All too often, I am given remarkable amounts of shit for being too “snobby” with my film tastes, for not appreciating certain films for what they are. I’m told I’m unable to enjoy summer blockbusters or comedies or horror films because they “aren’t nominated for Oscars.” (Shame wasn’t nominated for any Oscars either, but I’m straying.) Those people couldn’t have it any more wrong. I’m not a snob, I just like good movies. I don’t give a shit who’s in it, who made it, or what it’s about – if it’s good or different or unique, then I can dig it.

The Cabin in the Woods couldn’t be more tied to its horror/action genre roots, which, granted, is usually a death sentence for me. But, alas, the film is good. It is different. It is unique. Actually, to be more accurate, it is rather fucking brilliant. A-


  1. Yeah, this movie is freakin’ fun as hell. It’s a horror film that is funny, witty, smart, full of so many twists and turns, characters that we actually want to see live through this even though they are dumb, and still ends up being a bit scary in the end. Great review Alex. It's a very good movie that I hope more and more people go out to see.

  2. @Dan O. Thanks Dan! Couldn't agree more with you, this movie seriously rocks. I'm surprised by its modest box office numbers, this movie should be making a killing.

  3. That was short and interesting, I am very intrigued, especially since I hate horror movies, but I might give this one a try. You never ever read reviews before seeing it? not even the non-spoiler ones? I can't do that- the reviews are the ones that weight in my decision of watching the film or not

  4. @Diana When I was much much younger, I'd read reviews to see what I was getting myself into, but since I've been writing reviews, I find that reading reviews before you see a flick is very very dangerous. For me, a review can help inform my decision about the movie, before I even sit down to see it. I'm only speaking for myself of course, but yeah, I hold off on reading reviews until after I post mine.

    What major film critics do you like to read? I used to read a lot of them, but I keep finding that they are too lax and easy on films, usually the ones released by studios who are owned by the same companies that run those publications. I wrote an exhaustive essay about this in college, and I do think there is some validity to it. That's what us unbiased bloggers are for!

  5. It's interesting, because while this movie has gone over well with critics, the typical market for horror films (so, teens with no interest in film) seem to HATE it, from what I've heard outside of theblogosphere . I guess that generic trailer fooled them too!

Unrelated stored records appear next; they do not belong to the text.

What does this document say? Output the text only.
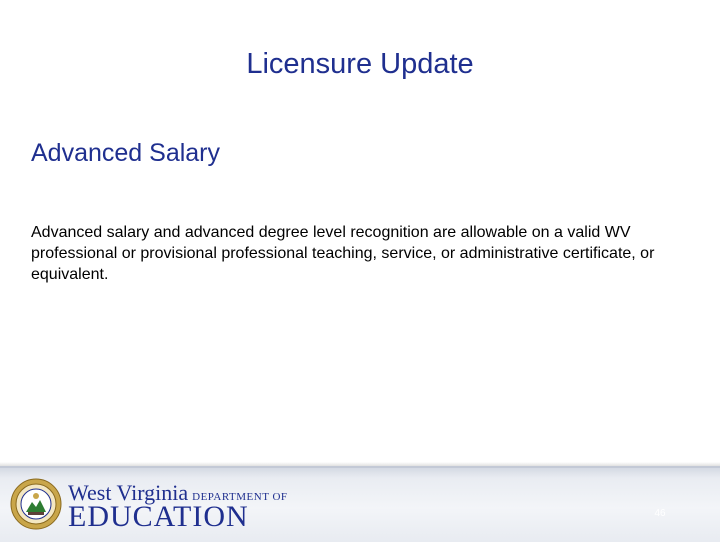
Licensure Update
Advanced Salary
Advanced salary and advanced degree level recognition are allowable on a valid WV professional or provisional professional teaching, service, or administrative certificate, or equivalent.
West Virginia DEPARTMENT OF
EDUCATION	46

  6. @Rowan Oh yeah I'm not surprised at all that the teeny bobbers don't like it. It's to, you know, good for them to enjoy it :)

    Thanks for stopping by!

  7. Great review! So far it's also my number 1 of the year, as a horror fan I was eccstatic when those elevators opened :) It was a briliant mix of funny and creepy and it had a lot of great lines. Loved the homage for Asian horror films :)

  8. @Sati. Oh my god, when those doors opened, it was complete fucking bliss. Loved it. Such an awesome sequence.

  9. "I just like good movies."

    Amen. I try to explain this to seemingly everyone. "Critics" liked something? Well I didn't, because it was shit. Boo fuckin' hoo.

    I hate 99% of horror movies. Actually, that may be low. Why? Because they're shit. But Cabin In The Woods was a fantastic deconstruction of the genre. Oh look, having a coherent plot IS a good idea. Loved. It.

    1. Yes, exactly. If you like something, then LIKE it. Don't be influenced by arrogance.